The Inquirer released this infographic last July:
As of October 2014, ABS-CBN reported:
The Philippines still has one of the slowest average connection speeds in Asia Pacific, according to a new report by Akamai.
In its latest State of the Internet Q2-2014, Akamai said the Philippines ranked 103rd on the list in terms of average connection speeds.
The Philippines only had an average Internet speed of of 2.5 Megabits per second (Mbps) in the second quarter, although this was a 58 percent improvement from year-ago figures.
To top it all, telcos also charge Filipinos the most expensive internet charges in Asia.
If your handset or device is only capable of 2G or 3G, you pay the same rates as those subscribed to 4G or LTE services.
Subscription rates for mobile data have been nailed, almost permanently, at P50 per day or P999 per month. This, despite the huge revenues, profits (return of investment), and substandard service reaped by telcos.

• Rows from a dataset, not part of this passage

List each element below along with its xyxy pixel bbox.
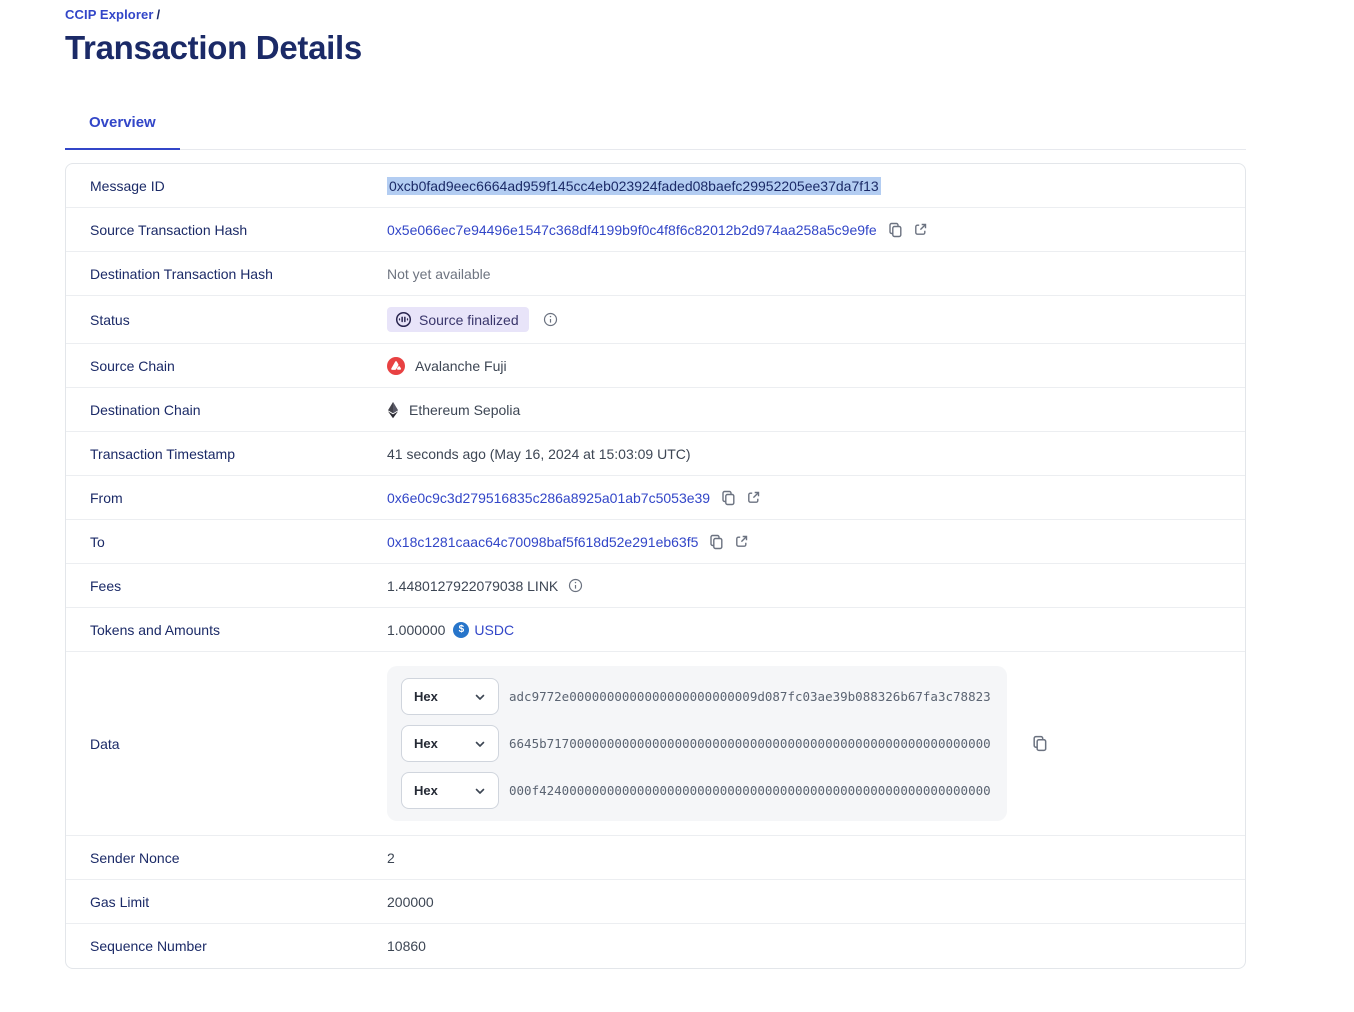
data-line: Hex adc9772e0000000000000000000000009d08… [401,678,993,715]
status-badge: Source finalized [387,307,529,332]
dest-chain-label: Destination Chain [90,401,201,418]
row-dest-tx-hash: Destination Transaction Hash Not yet ava… [66,252,1245,296]
avalanche-icon [387,356,405,375]
timestamp-label: Transaction Timestamp [90,445,235,462]
from-label: From [90,489,123,506]
token-amount: 1.000000 [387,621,446,638]
message-id-label: Message ID [90,177,165,194]
dest-tx-hash-value: Not yet available [387,265,491,282]
row-from: From 0x6e0c9c3d279516835c286a8925a01ab7c… [66,476,1245,520]
token-symbol: USDC [474,621,515,638]
external-link-icon[interactable] [746,490,761,505]
external-link-icon[interactable] [734,534,749,549]
from-address-link[interactable]: 0x6e0c9c3d279516835c286a8925a01ab7c5053e… [387,489,711,506]
fees-label: Fees [90,577,122,594]
data-line: Hex 000f42400000000000000000000000000000… [401,772,993,809]
tab-overview[interactable]: Overview [65,104,180,150]
finality-icon [395,311,412,328]
sequence-number-label: Sequence Number [90,938,207,954]
chevron-down-icon [474,785,486,797]
info-icon[interactable] [543,312,558,327]
gas-limit-value: 200000 [387,893,434,910]
message-id-value: 0xcb0fad9eec6664ad959f145cc4eb023924fade… [387,176,881,195]
to-address-link[interactable]: 0x18c1281caac64c70098baf5f618d52e291eb63… [387,533,699,550]
row-status: Status Source finalized [66,296,1245,344]
data-panel: Hex adc9772e0000000000000000000000009d08… [387,666,1007,821]
row-message-id: Message ID 0xcb0fad9eec6664ad959f145cc4e… [66,164,1245,208]
data-hex-line: 000f424000000000000000000000000000000000… [509,783,991,798]
tab-bar: Overview [65,104,1246,150]
timestamp-value: 41 seconds ago (May 16, 2024 at 15:03:09… [387,445,691,462]
source-tx-hash-link[interactable]: 0x5e066ec7e94496e1547c368df4199b9f0c4f8f… [387,221,877,238]
info-icon[interactable] [568,578,583,593]
row-dest-chain: Destination Chain Ethereum Sepolia [66,388,1245,432]
page-title: Transaction Details [65,29,362,66]
hex-format-select[interactable]: Hex [401,725,499,762]
status-badge-text: Source finalized [419,311,519,328]
token-usdc-link[interactable]: $ USDC [453,621,515,638]
external-link-icon[interactable] [913,222,928,237]
chevron-down-icon [474,691,486,703]
transaction-details-card: Message ID 0xcb0fad9eec6664ad959f145cc4e… [65,163,1246,969]
to-label: To [90,533,105,550]
fees-value: 1.4480127922079038 LINK [387,577,559,594]
data-label: Data [90,735,120,752]
source-tx-hash-label: Source Transaction Hash [90,221,248,238]
sequence-number-value: 10860 [387,938,426,954]
row-source-chain: Source Chain Avalanche Fuji [66,344,1245,388]
dest-tx-hash-label: Destination Transaction Hash [90,265,273,282]
row-tokens: Tokens and Amounts 1.000000 $ USDC [66,608,1245,652]
hex-format-select[interactable]: Hex [401,772,499,809]
transaction-details-page: CCIP Explorer / Transaction Details Overv… [65,0,1246,969]
row-sequence-number: Sequence Number 10860 [66,924,1245,968]
copy-icon[interactable] [1031,735,1048,752]
row-to: To 0x18c1281caac64c70098baf5f618d52e291e… [66,520,1245,564]
tokens-label: Tokens and Amounts [90,621,220,638]
sender-nonce-label: Sender Nonce [90,849,180,866]
row-timestamp: Transaction Timestamp 41 seconds ago (Ma… [66,432,1245,476]
breadcrumb-separator: / [156,7,161,22]
source-chain-label: Source Chain [90,357,175,374]
usdc-icon: $ [453,621,470,638]
row-gas-limit: Gas Limit 200000 [66,880,1245,924]
breadcrumb: CCIP Explorer / [65,7,1246,22]
hex-format-select[interactable]: Hex [401,678,499,715]
copy-icon[interactable] [720,490,736,506]
row-sender-nonce: Sender Nonce 2 [66,836,1245,880]
status-label: Status [90,311,130,328]
dest-chain-name: Ethereum Sepolia [409,401,521,418]
copy-icon[interactable] [708,534,724,550]
row-data: Data Hex adc9772e00000000000000000000000… [66,652,1245,836]
breadcrumb-link-ccip-explorer[interactable]: CCIP Explorer [65,7,154,22]
chevron-down-icon [474,738,486,750]
data-hex-line: adc9772e0000000000000000000000009d087fc0… [509,689,991,704]
ethereum-icon [387,401,399,419]
row-fees: Fees 1.4480127922079038 LINK [66,564,1245,608]
sender-nonce-value: 2 [387,849,395,866]
copy-icon[interactable] [887,222,903,238]
data-hex-line: 6645b71700000000000000000000000000000000… [509,736,991,751]
data-line: Hex 6645b7170000000000000000000000000000… [401,725,993,762]
gas-limit-label: Gas Limit [90,893,150,910]
source-chain-name: Avalanche Fuji [415,357,507,374]
row-source-tx-hash: Source Transaction Hash 0x5e066ec7e94496… [66,208,1245,252]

Inquirer captured the gist of the DOJ’s advisory and what consumers have been railing against all along:
Talk about false advertising.
The DOJ on Friday warned telecommunications companies against practicing deceptive marketing practices or risk facing penalties even as it reiterated its earlier advisory on the imposition of data caps on “unlimited Internet” promos, which slows down service for online users.
In a statement, the DOJ said the “fair use policy” (FUP) imposed by Internet service providers (ISPs) on subscribers “is inconsistent” with provisions of the Consumer Act, which penalizes deceptive packaging and misleading trade practices and advertisements.
“The contention here is simple: ‘Unlimited’ means unlimited,” the DOJ said in its advisory.
Justice Secretary Leila De Lima said telcos that practice this may be held liable for violations of Republic Act (RA) No. 7394, also known as the Consumer Act of the Philippines, particularly the provisions on fair packaging, and misleading trade practice and advertisements.
This is the second time the DOJ made a warning against “misleading” claims of telcos, with the agency releasing a first Advisory Opinion just last Sept.
Interestingly, the furor over data caps and awful services mark the 20th anniversary this 2014 of the first internet connection of the Philippines.